BOSTON (AP) — The Federal Aviation Administration on Wednesday again ruled that the Cape Wind offshore wind farm poses no hazard to local airplanes, months after a federal appeals court forced it to reconsider the agency finding.

The FAA said in a statement that after an aeronautical study, it determined the project's 130 turbines wouldn't endanger local air traffic.

The key clearance is the fourth time the FAA has approved the $2.6 billion project since it was proposed for Nantucket Sound in 2001. The project aims to be the nation's first offshore wind farm.

A federal appeals court last October overturned the previous FAA clearance of the wind farm, saying the agency hadn't adequately considered the project's effect on pilots who fly by sight only.

In its latest determination, the FAA said a structure can negatively affect sight-only pilots if it's within two miles of one of their common flight routes and rises more than 500 feet above the ocean.
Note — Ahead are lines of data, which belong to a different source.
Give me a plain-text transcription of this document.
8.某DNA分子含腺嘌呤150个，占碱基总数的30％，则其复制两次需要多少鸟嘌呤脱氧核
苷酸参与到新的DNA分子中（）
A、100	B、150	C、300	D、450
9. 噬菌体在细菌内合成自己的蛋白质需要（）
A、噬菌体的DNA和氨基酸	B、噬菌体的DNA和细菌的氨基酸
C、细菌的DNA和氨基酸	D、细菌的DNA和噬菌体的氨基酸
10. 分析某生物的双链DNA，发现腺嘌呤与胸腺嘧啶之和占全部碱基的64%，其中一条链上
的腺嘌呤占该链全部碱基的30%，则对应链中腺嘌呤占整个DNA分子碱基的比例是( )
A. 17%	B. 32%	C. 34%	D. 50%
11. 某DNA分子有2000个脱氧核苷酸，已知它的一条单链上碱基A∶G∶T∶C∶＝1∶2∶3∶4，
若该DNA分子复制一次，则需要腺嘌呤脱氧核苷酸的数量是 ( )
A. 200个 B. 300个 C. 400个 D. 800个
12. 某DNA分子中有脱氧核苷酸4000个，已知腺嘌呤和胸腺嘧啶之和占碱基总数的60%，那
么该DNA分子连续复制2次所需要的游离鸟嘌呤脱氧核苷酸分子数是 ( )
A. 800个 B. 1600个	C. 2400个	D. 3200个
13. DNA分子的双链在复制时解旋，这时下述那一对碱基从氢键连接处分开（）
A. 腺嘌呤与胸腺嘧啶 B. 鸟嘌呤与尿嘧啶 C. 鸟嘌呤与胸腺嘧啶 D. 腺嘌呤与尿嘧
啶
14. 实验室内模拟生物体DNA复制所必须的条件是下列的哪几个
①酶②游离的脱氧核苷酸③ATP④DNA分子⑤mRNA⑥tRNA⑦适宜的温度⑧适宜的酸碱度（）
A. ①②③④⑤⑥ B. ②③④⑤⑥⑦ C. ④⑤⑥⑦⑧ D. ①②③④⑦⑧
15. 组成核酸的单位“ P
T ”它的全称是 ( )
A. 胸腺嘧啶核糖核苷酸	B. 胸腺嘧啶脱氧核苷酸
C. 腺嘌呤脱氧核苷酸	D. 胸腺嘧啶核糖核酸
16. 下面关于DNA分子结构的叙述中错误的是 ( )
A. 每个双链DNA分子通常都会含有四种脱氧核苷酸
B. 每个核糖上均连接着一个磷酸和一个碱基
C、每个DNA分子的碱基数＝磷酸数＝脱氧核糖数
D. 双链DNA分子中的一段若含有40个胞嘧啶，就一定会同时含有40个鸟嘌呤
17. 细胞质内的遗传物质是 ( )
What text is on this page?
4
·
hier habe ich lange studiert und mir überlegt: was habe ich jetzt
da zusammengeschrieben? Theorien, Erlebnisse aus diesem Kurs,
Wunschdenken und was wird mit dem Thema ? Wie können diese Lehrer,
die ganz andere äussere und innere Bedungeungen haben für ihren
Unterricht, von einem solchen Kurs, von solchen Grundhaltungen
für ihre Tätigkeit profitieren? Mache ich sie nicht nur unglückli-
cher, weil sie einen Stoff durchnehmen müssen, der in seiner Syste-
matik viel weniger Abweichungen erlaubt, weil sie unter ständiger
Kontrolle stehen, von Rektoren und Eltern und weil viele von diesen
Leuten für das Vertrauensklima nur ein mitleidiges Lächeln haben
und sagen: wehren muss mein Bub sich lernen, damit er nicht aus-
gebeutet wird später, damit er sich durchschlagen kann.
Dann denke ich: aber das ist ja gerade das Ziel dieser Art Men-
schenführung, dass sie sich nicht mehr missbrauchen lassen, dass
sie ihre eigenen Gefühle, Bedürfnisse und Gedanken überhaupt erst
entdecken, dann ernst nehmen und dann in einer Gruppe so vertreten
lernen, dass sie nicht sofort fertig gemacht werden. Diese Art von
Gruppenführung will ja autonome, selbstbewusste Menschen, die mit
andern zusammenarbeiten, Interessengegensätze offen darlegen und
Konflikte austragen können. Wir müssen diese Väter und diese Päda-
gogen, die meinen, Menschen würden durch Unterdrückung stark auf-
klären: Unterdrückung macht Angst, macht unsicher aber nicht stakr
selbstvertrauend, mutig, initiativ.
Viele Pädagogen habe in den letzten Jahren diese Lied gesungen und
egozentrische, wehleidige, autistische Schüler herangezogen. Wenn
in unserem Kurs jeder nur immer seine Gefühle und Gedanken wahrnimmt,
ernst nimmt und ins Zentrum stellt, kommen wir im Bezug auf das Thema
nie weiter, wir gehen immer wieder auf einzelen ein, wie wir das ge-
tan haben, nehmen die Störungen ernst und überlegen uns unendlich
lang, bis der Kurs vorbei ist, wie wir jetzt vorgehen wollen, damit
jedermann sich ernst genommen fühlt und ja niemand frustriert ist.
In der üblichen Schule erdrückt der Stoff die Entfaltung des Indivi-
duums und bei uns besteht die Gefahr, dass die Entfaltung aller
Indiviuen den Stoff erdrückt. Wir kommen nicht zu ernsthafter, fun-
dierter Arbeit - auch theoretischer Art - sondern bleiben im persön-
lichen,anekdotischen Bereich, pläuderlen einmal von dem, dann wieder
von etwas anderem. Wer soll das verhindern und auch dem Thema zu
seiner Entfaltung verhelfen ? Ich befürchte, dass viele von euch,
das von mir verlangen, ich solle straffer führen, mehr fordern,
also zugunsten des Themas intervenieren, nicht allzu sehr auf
But it said since Cape Wind's planned turbines are only 440-feet tall "the proposed wind farm would not have an adverse impact."

"After years of careful aeronautical review of Cape Wind, we are pleased once again to receive FAA approval," said Cape Wind spokesman Mark Rodgers. "Cape Wind is now closer to creating the public benefits of cleaner air, greater energy independence and new jobs."

Critics of the project say it will be a hazard to air and sea navigation, will ruin the sound, and will offer overpriced power.

Cape Wind has already committed buyers for more than 75 percent of its power. The company hopes to be producing power by 2015.

The FAA ruling comes as two congressmen are asking the federal agency to prove its previous Cape Wind approval wasn't driven by politics and pressure from the Obama administration.

U.S. Reps. Darrell Issa, R-Calif., and John Mica, R-Fla., made the request after internal FAA documents obtained by a Cape Wind opponent showed the previous approval came amid disagreement over how to best stop the turbines from interfering with plane radar and as employees felt political pressure to approve the project. As part of their request, the congressmen asked the FAA to produce various documents by July 31, but the FAA has not met that deadline.

Cape Wind opponent Audra Parker of the Alliance to Protect Nantucket Sound said the FAA's decision was politically driven and "shows a complete and total disregard for public safety." She said it was outrageous the FAA made its ruling while the request from the congressmen was pending.

Sue Reid of the Conservation Law Foundation, a Cape Wind supporter, said the FAA's willingness to approve the project while under congressional scrutiny gives the ruling more credibility.

"I think it's important to remember the FAA made this determination even as it was acutely aware that its decision-making was under a microscope," she said.